В своей “Генеалогии морали” Ницше указал на такие источники морали как вина и нечистая совесть. Он высмеивал английских моралистов, которые связывали становление морали с ее полезностью. Мораль выступает специфической формой рациональности, действующей в сфере практического сознания. Ницше подошел к истории морали с новых методологических позиций, совокупность которых он называл генеалогией в противоположность истории. Если историзм нацеливает на поиски неких зачаточных образований современных моральных норм, то генеалогия видит ее истоком нечто им противоположное. В этом Ницше следует Дарвину, который преодолел запрет на "анабазис" - переход в другой род и в своей теории "происхождения видов" попытался показать изменение формы, теория неизменности которой со времен Аристотеля сохранилась в виде следов и в эпистемологии и литературоведении, и в биологии.

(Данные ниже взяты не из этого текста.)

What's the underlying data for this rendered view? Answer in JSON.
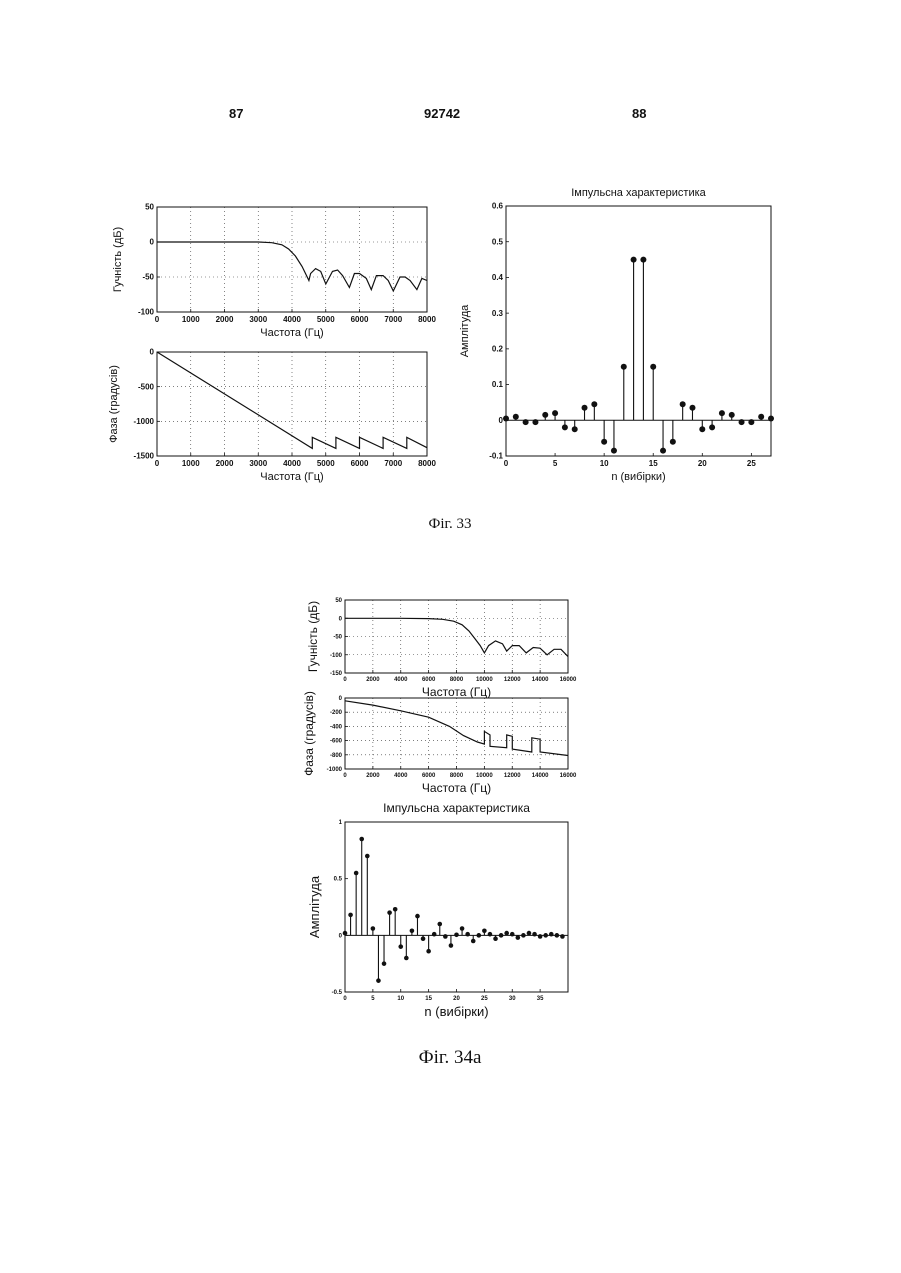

Подобно Дарвину, у которого человек происходил из "обезьяны", Ницше связывал христианскую мораль не с добром, а со злом: с преступлением и насилием. Речь шла не о том очевидном обстоятельстве, что она была реакцией на жестокость, а о том, что она положила или связана с полаганием самой противоположности добра и зла, с их разграничением, которое сложилось в экономических и социальных практиках задолго до христианства, но было переприсвоено и существенно трансформировано им. Если в первобытном обществе добро и зло выступали как экономические отношения достояния и ущерба, которые складывались в результате свободной борьбы сил, в которой проигравший возмещал ущерб, нанесенный сильному собственной плотью, то христианство трансцендирует и переводит эти категории в моральную плоскость. Однако на практике метафизика добра и зла выступает метафизикой власти, перемещенной из потока становления, где одна сила определяет другую не ссылками на моральные аргументы, а по результатам их свободной игры, в сферу души, где человек сам является одновременно преступником и судьей.

Осмысление ницшеанской теории происхождения добра и зла помогает восстановить генеалогию исповеди. В мире становления, еще не подчиненном метафизическим дифференциациям, признание по своему статусу аналогично обещанию, которое имеет право давать сильная личность. Человек, которому нечем расплатиться, который не имеет силы и авторитета, который также слаб и беден, как остальные, не смеет обещать. Обещающий знает, что расплачиваться придется своим собственным телом. В этих условиях признание имеет не универсальный и абсолютный, а спонтанный и сингулярный характер. Это не означает, что в таком мире становления все возможно и каждый может претендовать на что угодно. Да, сегодня приходится пострадать и потерпеть, но зато, когда наступит страшный суд и справедливость восторжествует, слабые, подвергнутые унижению здесь, получат воздаяние там, в загробном мире. Это воздаяние уже не будет иметь вещественно-экономического характера и реализуется как наслаждение страданиями жертвы.